The challenge for Collins is to ensure that “NIH receives predictable, sustainable, and reasonable support that will enable our nation’s scientists to maintain the momentum generated by the ARRA funding,” says Mark O. Lively, president of the Federation of American Societies for Experimental Biology.

In the area of basic science, Collins pointed to opportunities from high-throughput technologies in fields like chemistry, nanotechnology, genomics, imaging, computational biology, and environmental science. He remarked about “their ability to collect data sets that are really quite comprehensive about how life works.”

Collins emphasized the need for more public-private collaboration in translational research to speed up the development of medical diagnostics, preventive strategies, and new drugs.
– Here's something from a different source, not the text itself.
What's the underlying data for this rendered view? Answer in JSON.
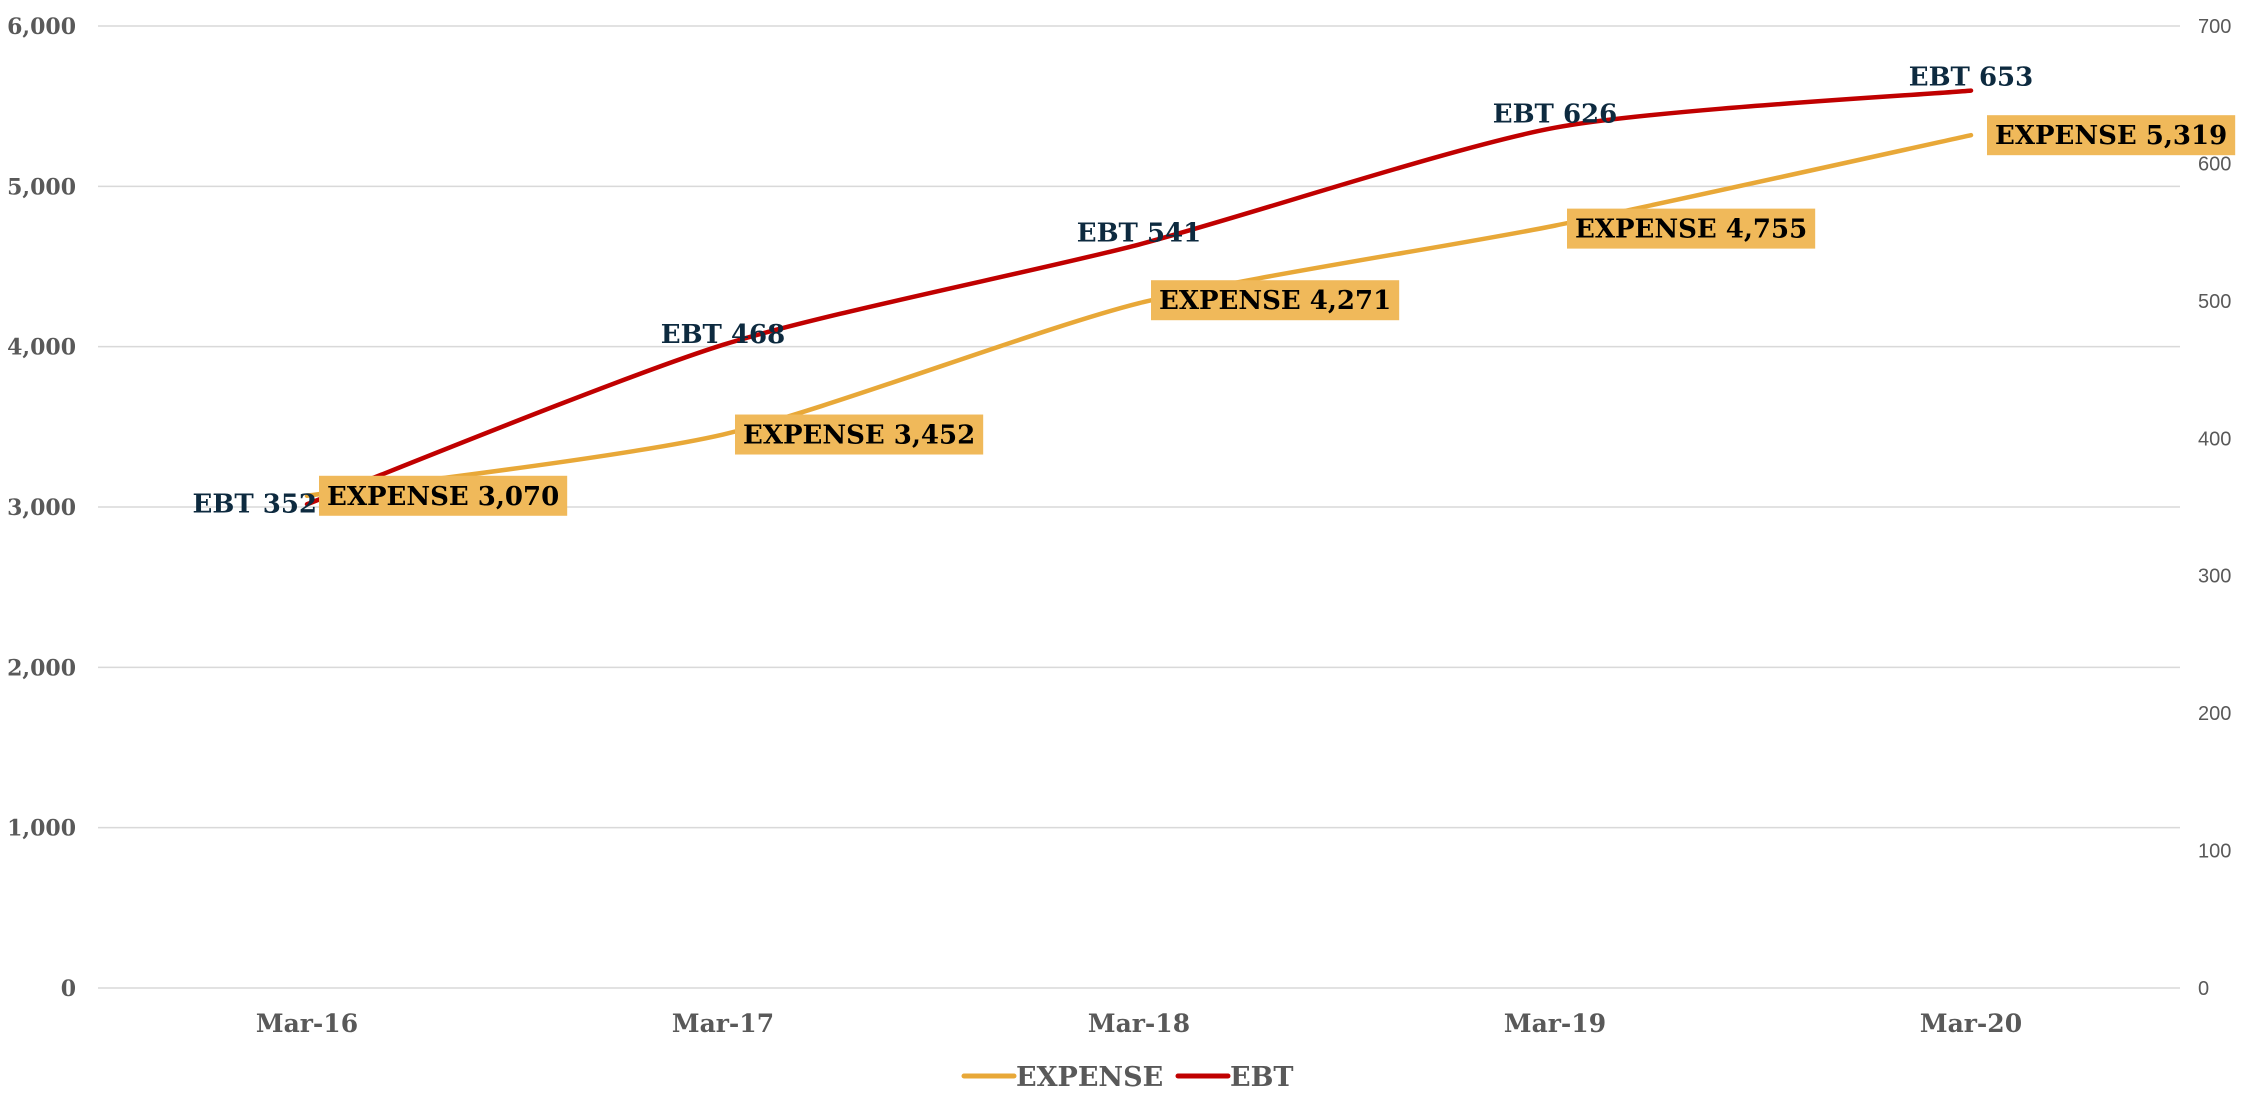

He also stressed the importance of collaboration with other federal agencies, such as FDA and the Centers for Disease Control & Prevention, as well as the need to work globally to help developing countries manage disease.

In terms of U.S. health care reform, Collins pledged to provide decisionmakers with the evidence they need to produce better health care and to try to rein in “that scary curve of increasing health care costs.” He noted that NIH embraces comparative effectiveness research, or the assessment of the benefits of one therapy over another for treating the same medical condition. He also said he recognized the need to move personalized medicine forward.

Prior to meeting with reporters, Collins received a warm welcome to NIH at a town hall meeting for NIH employees. In general, biomedical research and public health groups strongly support Collins and are pleased that the agency now has a permanent director in place.